Beyond the Root: Linking Economics Space, Symbiosis and Exudation in Phosphorus-Stressed Eucalyptus Species

Plant roots exhibit coordinated suites of functional traits that reflect different strategies for nutrient acquisition, commonly described along the root economics space (RES). In phosphorus (P)-limited systems, plants may rely on contrasting pathways for P acquisition, including fine-root proliferation, root exudation, and mycorrhizal symbioses. However, how these strategies are coordinated across genotypes within a single tree genus remains poorly understood.

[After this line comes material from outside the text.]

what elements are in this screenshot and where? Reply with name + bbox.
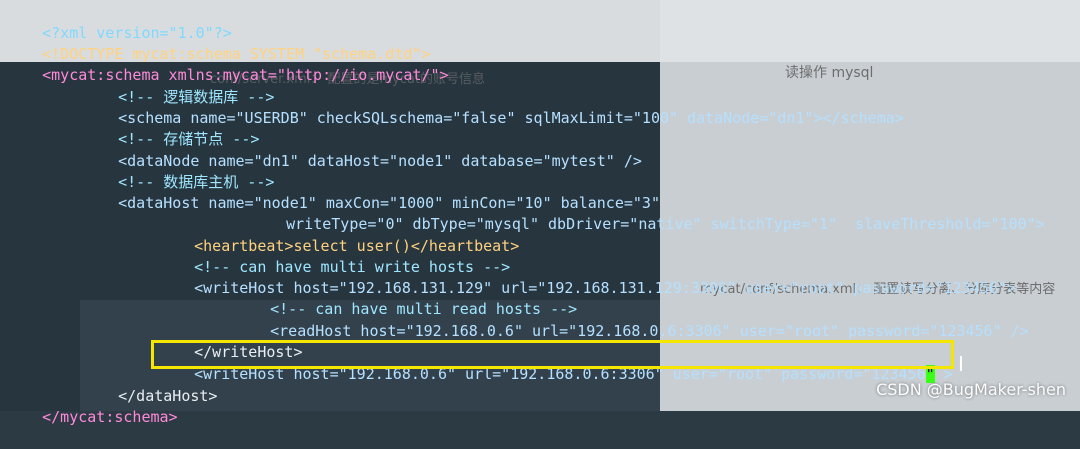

Here, we investigate root economic traits, mycorrhizal colonization, and root-associated metabolites in twelve eucalypt species grown under controlled low-P conditions. We quantify key root morphological traits (e.g. root diameter, specific root length), mycorrhizal (AM and ECM) colonization, extraradical hyphal development, and the composition of root exudates, with a particular focus on organic acids and phenolic compounds.

Preliminary analyses indicate pronounced interspecific variation in root traits and associated P-acquisition strategies across eucalypt species. Trait coordination patterns suggest potential trade-offs between root morphological investment, symbiotic associations, and metabolic pathways involved in P mobilization. In particular, variation in root diameter appears to be associated with shifts in the relative reliance on root-based versus mycorrhiza-mediated strategies for P acquisition, although the strength and consistency of these relationships are still being evaluated.

Overall, this study aims to provide a trait-based framework for understanding how woody plant species coordinate alternative P-acquisition pathways under nutrient limitation. By integrating root economics, symbiotic interactions, and root metabolic traits, our work contributes to a more mechanistic understanding of belowground resource foraging strategies in forest ecosystems.